Михаил Акинфов и Мишка Бренок на заднем дворе, чтобы не дай Бог не помешать своим шумом разговору святого с Великим князем, устроили потешный бой друг с другом. Сняв с себя оружие и брони – чтоб не звенели, они боролись, умело сочетая приёмы борьбы с ударами руками и ногами. Впрочем, по лицу не били – не дай Бог синяк поставишь! Им никто не мешал – хоть какое-то развлечение!
И вот сейчас Михаил Акинфов попытался ударить Бренка в грудь. Мишка ловко отбил руку противника, и, перехватив её у локтя своей правой рукой, рванул на себя. Боярин потерял равновесие, полетел вперёд. Бренок изловчился, и прежде чем Акинфыч упал, успел левой рукой дать ему затрещину, а ногой – пинок для скорости. Но, несмотря ни на что, Михаилу всё же каким-то чудом удалось удержался на ногах.
Все так или иначе наблюдали за ними – Семён Мелик и Григорий Капустин внимательно следили за поединком, оценивая правильность того или иного приёма.
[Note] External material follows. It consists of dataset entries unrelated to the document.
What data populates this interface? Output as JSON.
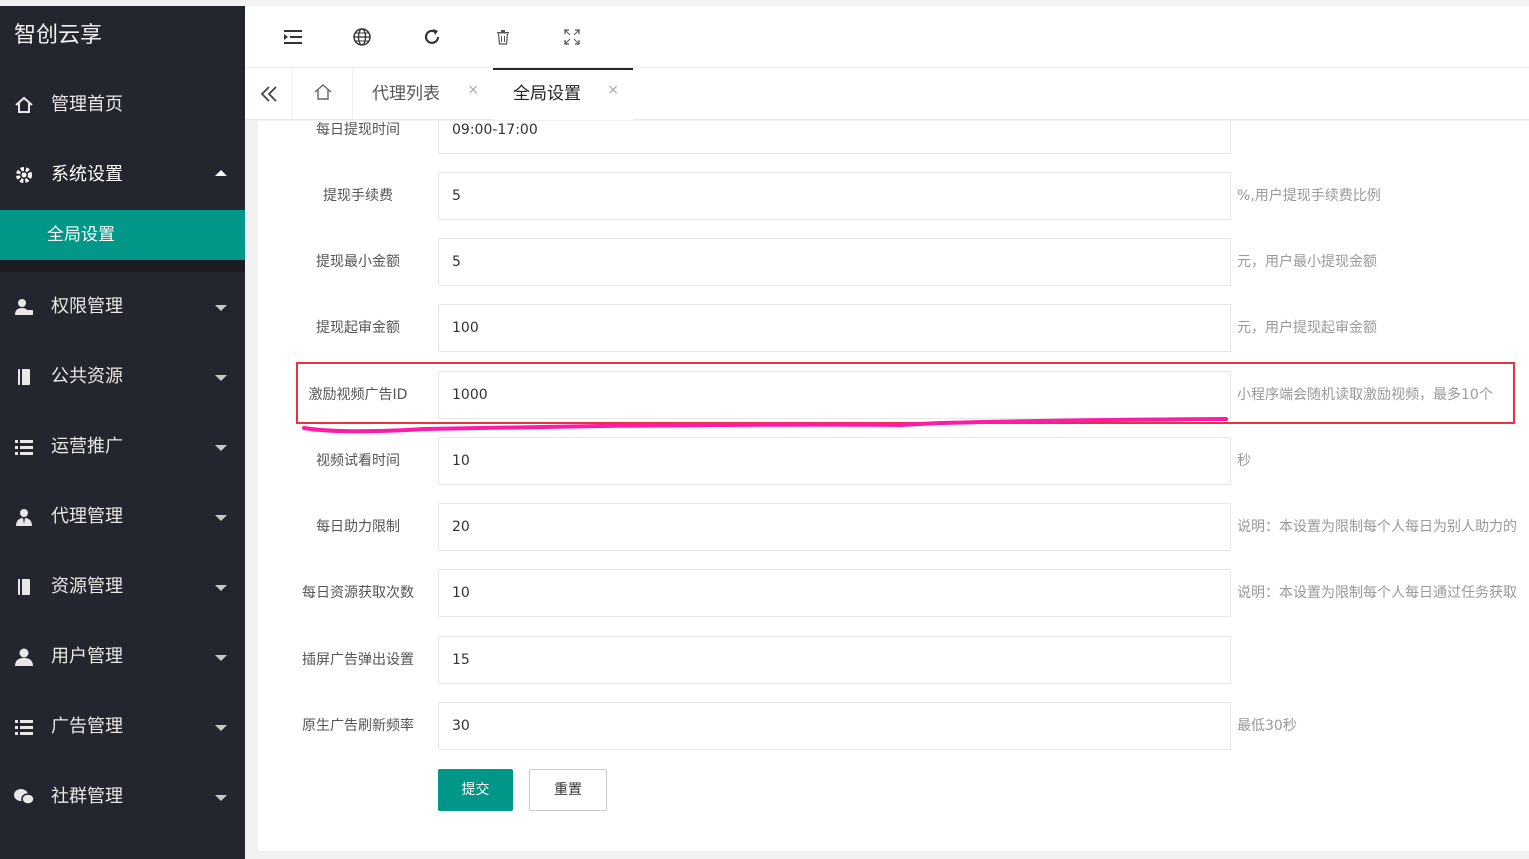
{
  "app": {
    "logo": "智创云享"
  },
  "sidebar": {
    "items": [
      {
        "label": "管理首页",
        "icon": "home-icon"
      },
      {
        "label": "系统设置",
        "icon": "gear-icon"
      },
      {
        "label": "权限管理",
        "icon": "user-lock-icon"
      },
      {
        "label": "公共资源",
        "icon": "book-icon"
      },
      {
        "label": "运营推广",
        "icon": "list-icon"
      },
      {
        "label": "代理管理",
        "icon": "agent-icon"
      },
      {
        "label": "资源管理",
        "icon": "book-icon"
      },
      {
        "label": "用户管理",
        "icon": "user-icon"
      },
      {
        "label": "广告管理",
        "icon": "list-icon"
      },
      {
        "label": "社群管理",
        "icon": "wechat-icon"
      }
    ],
    "subitem": {
      "label": "全局设置"
    }
  },
  "topbar": {
    "tools": [
      "menu-fold-icon",
      "globe-icon",
      "refresh-icon",
      "trash-icon",
      "fullscreen-icon"
    ]
  },
  "tabs": {
    "items": [
      {
        "label": "代理列表",
        "close": "×"
      },
      {
        "label": "全局设置",
        "close": "×"
      }
    ]
  },
  "form": {
    "rows": [
      {
        "label": "每日提现时间",
        "value": "09:00-17:00",
        "note": ""
      },
      {
        "label": "提现手续费",
        "value": "5",
        "note": "%,用户提现手续费比例"
      },
      {
        "label": "提现最小金额",
        "value": "5",
        "note": "元，用户最小提现金额"
      },
      {
        "label": "提现起审金额",
        "value": "100",
        "note": "元，用户提现起审金额"
      },
      {
        "label": "激励视频广告ID",
        "value": "1000",
        "note": "小程序端会随机读取激励视频，最多10个"
      },
      {
        "label": "视频试看时间",
        "value": "10",
        "note": "秒"
      },
      {
        "label": "每日助力限制",
        "value": "20",
        "note": "说明：本设置为限制每个人每日为别人助力的"
      },
      {
        "label": "每日资源获取次数",
        "value": "10",
        "note": "说明：本设置为限制每个人每日通过任务获取"
      },
      {
        "label": "插屏广告弹出设置",
        "value": "15",
        "note": ""
      },
      {
        "label": "原生广告刷新频率",
        "value": "30",
        "note": "最低30秒"
      }
    ],
    "submit_label": "提交",
    "reset_label": "重置"
  },
  "colors": {
    "sidebar_bg": "#23262e",
    "accent": "#009688",
    "highlight": "#e8323c",
    "scribble": "#ff1aa8"
  }
}
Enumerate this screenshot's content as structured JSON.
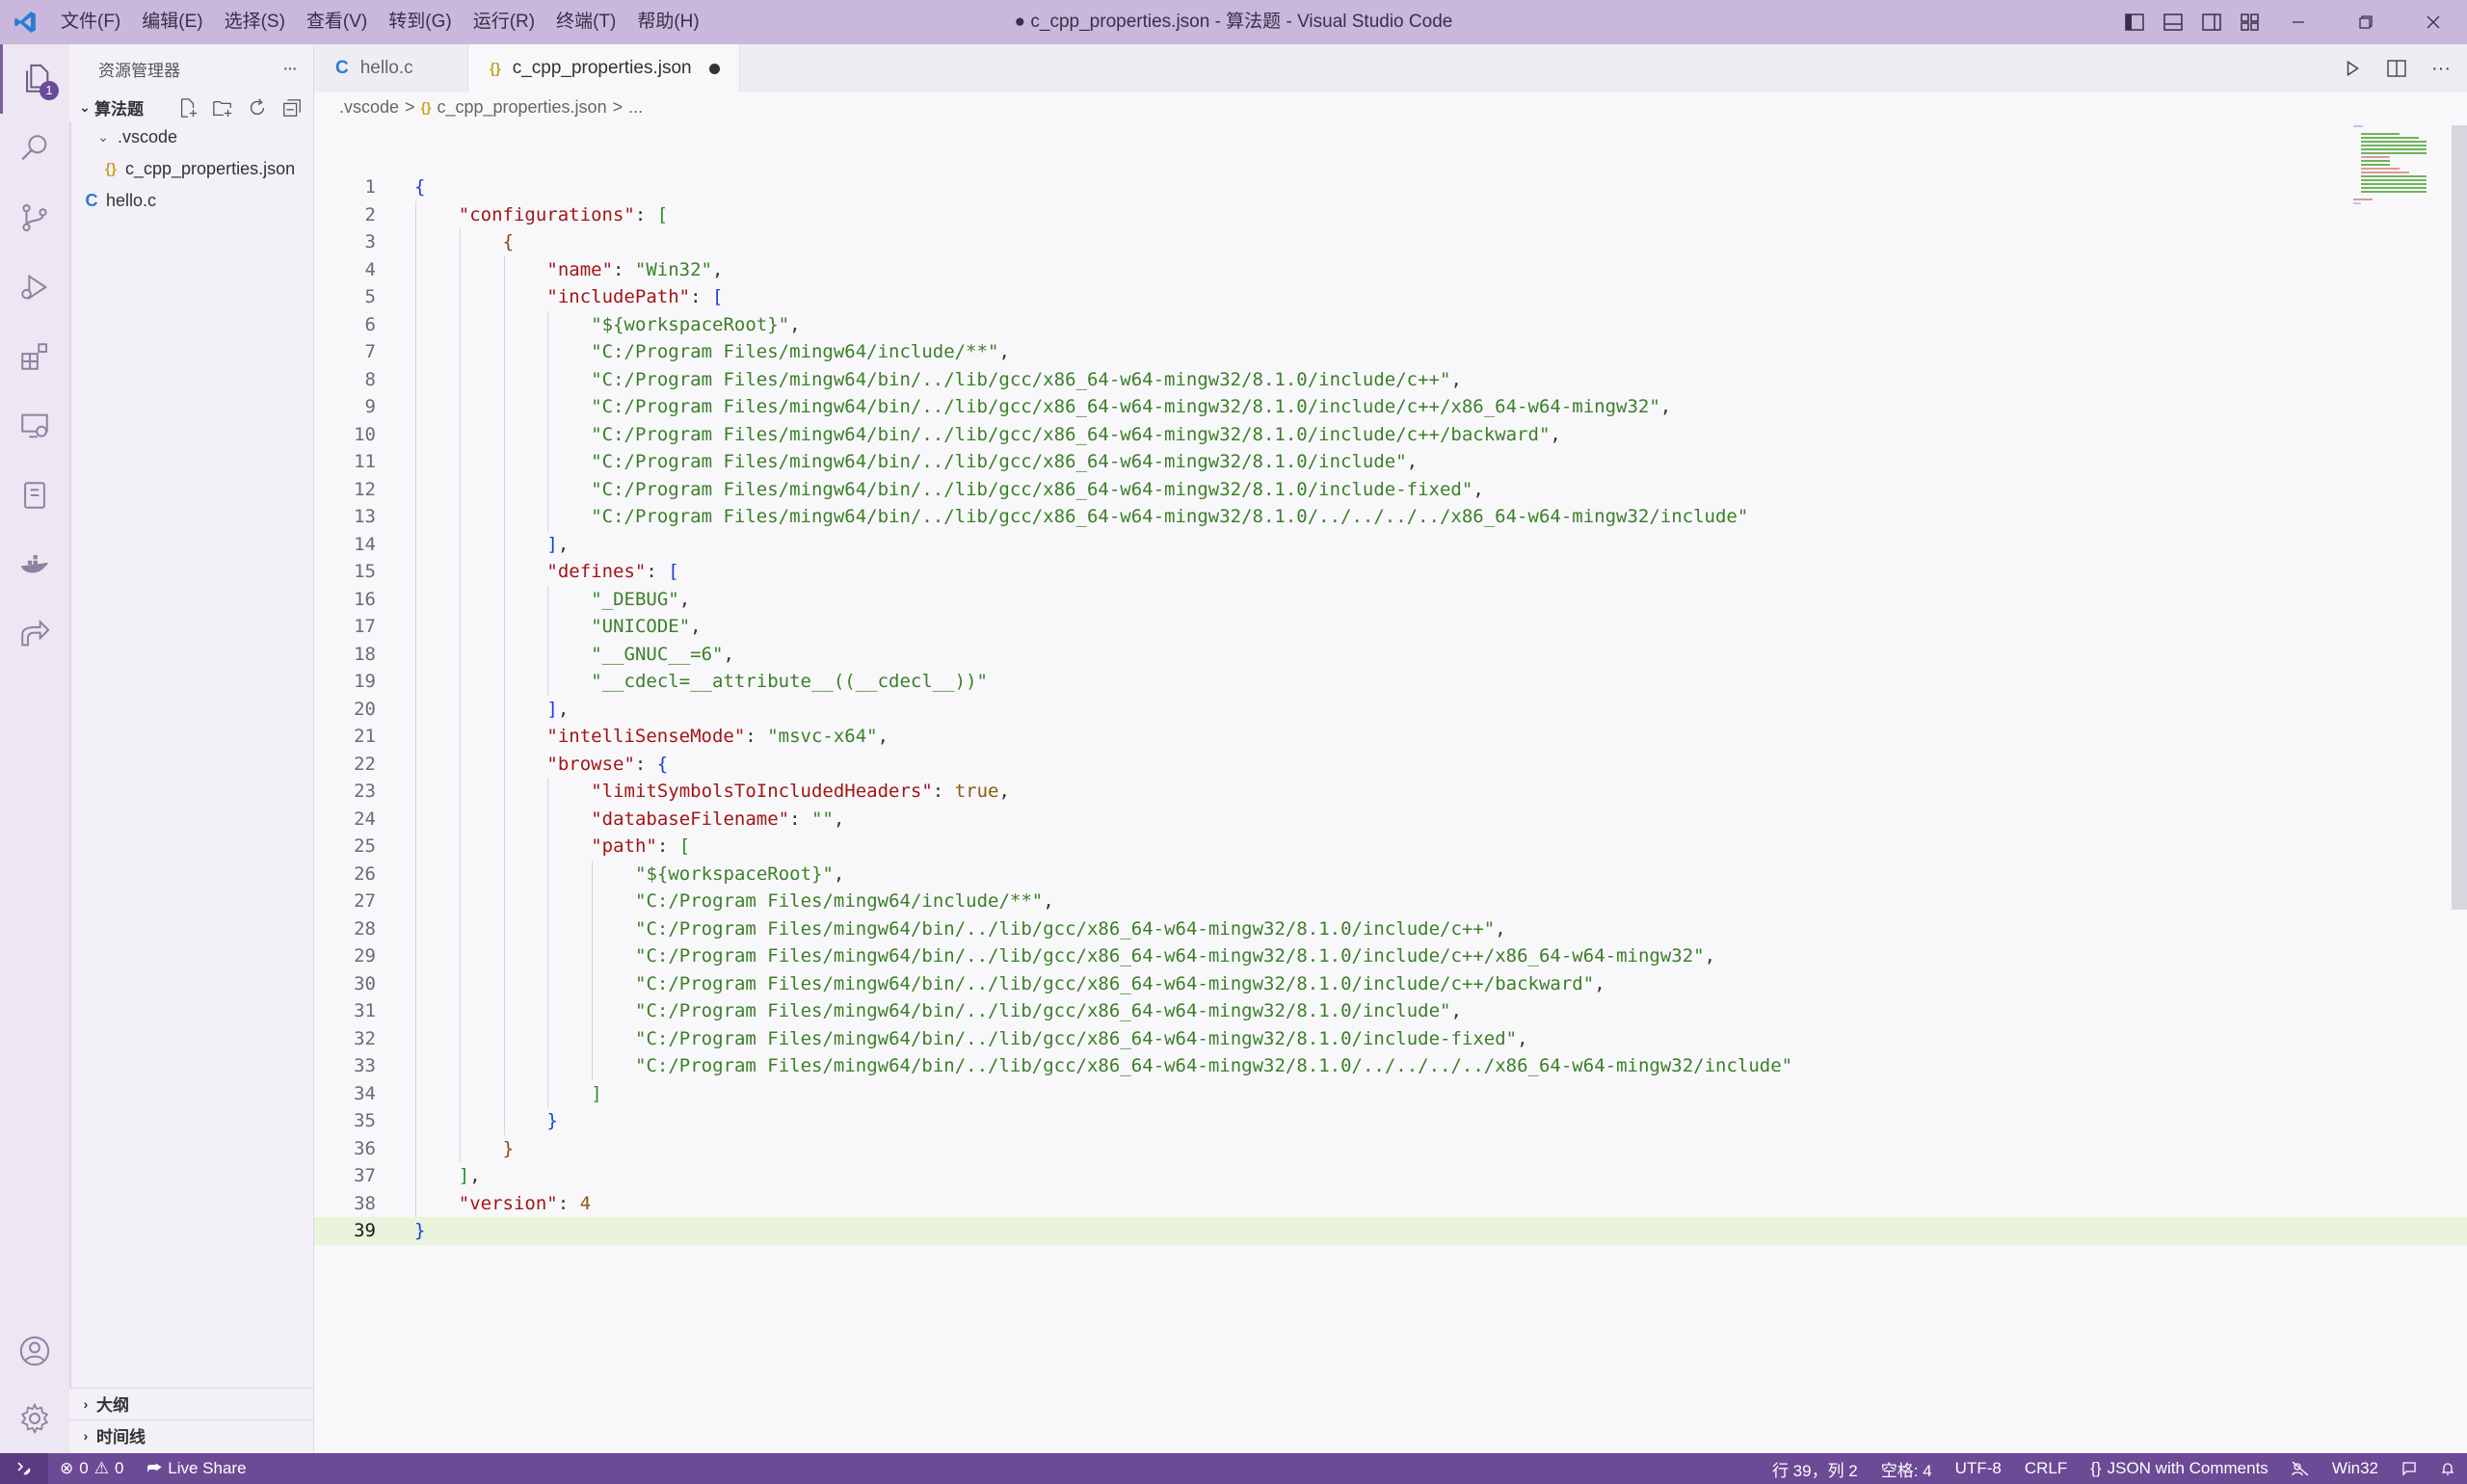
{
  "window": {
    "title": "● c_cpp_properties.json - 算法题 - Visual Studio Code"
  },
  "menu": [
    "文件(F)",
    "编辑(E)",
    "选择(S)",
    "查看(V)",
    "转到(G)",
    "运行(R)",
    "终端(T)",
    "帮助(H)"
  ],
  "activity": {
    "explorer_badge": "1"
  },
  "sidebar": {
    "title": "资源管理器",
    "more": "···",
    "folder_name": "算法题",
    "tree": [
      {
        "name": ".vscode",
        "type": "folder",
        "icon": "chevron-down-icon"
      },
      {
        "name": "c_cpp_properties.json",
        "type": "json",
        "icon_text": "{}"
      },
      {
        "name": "hello.c",
        "type": "c",
        "icon_text": "C"
      }
    ],
    "outline_label": "大纲",
    "timeline_label": "时间线"
  },
  "tabs": [
    {
      "label": "hello.c",
      "icon_text": "C",
      "active": false
    },
    {
      "label": "c_cpp_properties.json",
      "icon_text": "{}",
      "active": true,
      "dirty": true
    }
  ],
  "breadcrumb": [
    ".vscode",
    ">",
    "{}",
    "c_cpp_properties.json",
    ">",
    "..."
  ],
  "code_lines": [
    [
      [
        "b1",
        "{"
      ]
    ],
    [
      [
        "k",
        "\"configurations\""
      ],
      [
        "p",
        ": "
      ],
      [
        "b2",
        "["
      ]
    ],
    [
      [
        "b3",
        "{"
      ]
    ],
    [
      [
        "k",
        "\"name\""
      ],
      [
        "p",
        ": "
      ],
      [
        "s",
        "\"Win32\""
      ],
      [
        "p",
        ","
      ]
    ],
    [
      [
        "k",
        "\"includePath\""
      ],
      [
        "p",
        ": "
      ],
      [
        "b1",
        "["
      ]
    ],
    [
      [
        "s",
        "\"${workspaceRoot}\""
      ],
      [
        "p",
        ","
      ]
    ],
    [
      [
        "s",
        "\"C:/Program Files/mingw64/include/**\""
      ],
      [
        "p",
        ","
      ]
    ],
    [
      [
        "s",
        "\"C:/Program Files/mingw64/bin/../lib/gcc/x86_64-w64-mingw32/8.1.0/include/c++\""
      ],
      [
        "p",
        ","
      ]
    ],
    [
      [
        "s",
        "\"C:/Program Files/mingw64/bin/../lib/gcc/x86_64-w64-mingw32/8.1.0/include/c++/x86_64-w64-mingw32\""
      ],
      [
        "p",
        ","
      ]
    ],
    [
      [
        "s",
        "\"C:/Program Files/mingw64/bin/../lib/gcc/x86_64-w64-mingw32/8.1.0/include/c++/backward\""
      ],
      [
        "p",
        ","
      ]
    ],
    [
      [
        "s",
        "\"C:/Program Files/mingw64/bin/../lib/gcc/x86_64-w64-mingw32/8.1.0/include\""
      ],
      [
        "p",
        ","
      ]
    ],
    [
      [
        "s",
        "\"C:/Program Files/mingw64/bin/../lib/gcc/x86_64-w64-mingw32/8.1.0/include-fixed\""
      ],
      [
        "p",
        ","
      ]
    ],
    [
      [
        "s",
        "\"C:/Program Files/mingw64/bin/../lib/gcc/x86_64-w64-mingw32/8.1.0/../../../../x86_64-w64-mingw32/include\""
      ]
    ],
    [
      [
        "b1",
        "]"
      ],
      [
        "p",
        ","
      ]
    ],
    [
      [
        "k",
        "\"defines\""
      ],
      [
        "p",
        ": "
      ],
      [
        "b1",
        "["
      ]
    ],
    [
      [
        "s",
        "\"_DEBUG\""
      ],
      [
        "p",
        ","
      ]
    ],
    [
      [
        "s",
        "\"UNICODE\""
      ],
      [
        "p",
        ","
      ]
    ],
    [
      [
        "s",
        "\"__GNUC__=6\""
      ],
      [
        "p",
        ","
      ]
    ],
    [
      [
        "s",
        "\"__cdecl=__attribute__((__cdecl__))\""
      ]
    ],
    [
      [
        "b1",
        "]"
      ],
      [
        "p",
        ","
      ]
    ],
    [
      [
        "k",
        "\"intelliSenseMode\""
      ],
      [
        "p",
        ": "
      ],
      [
        "s",
        "\"msvc-x64\""
      ],
      [
        "p",
        ","
      ]
    ],
    [
      [
        "k",
        "\"browse\""
      ],
      [
        "p",
        ": "
      ],
      [
        "b1",
        "{"
      ]
    ],
    [
      [
        "k",
        "\"limitSymbolsToIncludedHeaders\""
      ],
      [
        "p",
        ": "
      ],
      [
        "bool",
        "true"
      ],
      [
        "p",
        ","
      ]
    ],
    [
      [
        "k",
        "\"databaseFilename\""
      ],
      [
        "p",
        ": "
      ],
      [
        "s",
        "\"\""
      ],
      [
        "p",
        ","
      ]
    ],
    [
      [
        "k",
        "\"path\""
      ],
      [
        "p",
        ": "
      ],
      [
        "b2",
        "["
      ]
    ],
    [
      [
        "s",
        "\"${workspaceRoot}\""
      ],
      [
        "p",
        ","
      ]
    ],
    [
      [
        "s",
        "\"C:/Program Files/mingw64/include/**\""
      ],
      [
        "p",
        ","
      ]
    ],
    [
      [
        "s",
        "\"C:/Program Files/mingw64/bin/../lib/gcc/x86_64-w64-mingw32/8.1.0/include/c++\""
      ],
      [
        "p",
        ","
      ]
    ],
    [
      [
        "s",
        "\"C:/Program Files/mingw64/bin/../lib/gcc/x86_64-w64-mingw32/8.1.0/include/c++/x86_64-w64-mingw32\""
      ],
      [
        "p",
        ","
      ]
    ],
    [
      [
        "s",
        "\"C:/Program Files/mingw64/bin/../lib/gcc/x86_64-w64-mingw32/8.1.0/include/c++/backward\""
      ],
      [
        "p",
        ","
      ]
    ],
    [
      [
        "s",
        "\"C:/Program Files/mingw64/bin/../lib/gcc/x86_64-w64-mingw32/8.1.0/include\""
      ],
      [
        "p",
        ","
      ]
    ],
    [
      [
        "s",
        "\"C:/Program Files/mingw64/bin/../lib/gcc/x86_64-w64-mingw32/8.1.0/include-fixed\""
      ],
      [
        "p",
        ","
      ]
    ],
    [
      [
        "s",
        "\"C:/Program Files/mingw64/bin/../lib/gcc/x86_64-w64-mingw32/8.1.0/../../../../x86_64-w64-mingw32/include\""
      ]
    ],
    [
      [
        "b2",
        "]"
      ]
    ],
    [
      [
        "b1",
        "}"
      ]
    ],
    [
      [
        "b3",
        "}"
      ]
    ],
    [
      [
        "b2",
        "]"
      ],
      [
        "p",
        ","
      ]
    ],
    [
      [
        "k",
        "\"version\""
      ],
      [
        "p",
        ": "
      ],
      [
        "num",
        "4"
      ]
    ],
    [
      [
        "b1",
        "}"
      ]
    ]
  ],
  "code_indents": [
    0,
    1,
    2,
    3,
    3,
    4,
    4,
    4,
    4,
    4,
    4,
    4,
    4,
    3,
    3,
    4,
    4,
    4,
    4,
    3,
    3,
    3,
    4,
    4,
    4,
    5,
    5,
    5,
    5,
    5,
    5,
    5,
    5,
    4,
    3,
    2,
    1,
    1,
    0
  ],
  "current_line": 39,
  "statusbar": {
    "errors": "0",
    "warnings": "0",
    "live_share": "Live Share",
    "position": "行 39，列 2",
    "spaces": "空格: 4",
    "encoding": "UTF-8",
    "eol": "CRLF",
    "language": "JSON with Comments",
    "config": "Win32"
  },
  "colors": {
    "titlebar": "#c9b8dc",
    "statusbar": "#6c4a96",
    "string": "#3c7f2a",
    "key": "#a31515"
  }
}
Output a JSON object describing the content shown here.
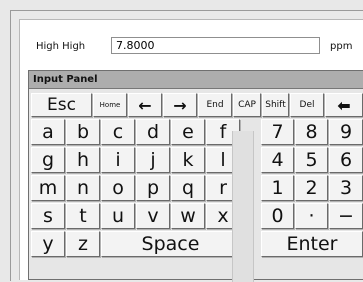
{
  "field": {
    "label": "High High",
    "value": "7.8000",
    "unit": "ppm"
  },
  "panel": {
    "title": "Input Panel"
  },
  "keys": {
    "esc": "Esc",
    "home": "Home",
    "left_arrow": "←",
    "right_arrow": "→",
    "end": "End",
    "cap": "CAP",
    "shift": "Shift",
    "del": "Del",
    "backspace": "⬅",
    "letters_row1": [
      "a",
      "b",
      "c",
      "d",
      "e",
      "f"
    ],
    "letters_row2": [
      "g",
      "h",
      "i",
      "j",
      "k",
      "l"
    ],
    "letters_row3": [
      "m",
      "n",
      "o",
      "p",
      "q",
      "r"
    ],
    "letters_row4": [
      "s",
      "t",
      "u",
      "v",
      "w",
      "x"
    ],
    "letters_row5": [
      "y",
      "z"
    ],
    "space": "Space",
    "num_row1": [
      "7",
      "8",
      "9"
    ],
    "num_row2": [
      "4",
      "5",
      "6"
    ],
    "num_row3": [
      "1",
      "2",
      "3"
    ],
    "num_row4": [
      "0",
      "·",
      "−"
    ],
    "enter": "Enter"
  }
}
Владимир Серпуховской со своими людьми откровенно болел за сына Ивана Акинфовича, Грунка Федор за Бренка, а Андрей Серкиз и Иван Толбуга, разговаривая о чём-то своём, лишь изредка удостаивали поединок своим взглядом, снисходительно мотая головой, когда тот или иной борец допускал очередную ошибку.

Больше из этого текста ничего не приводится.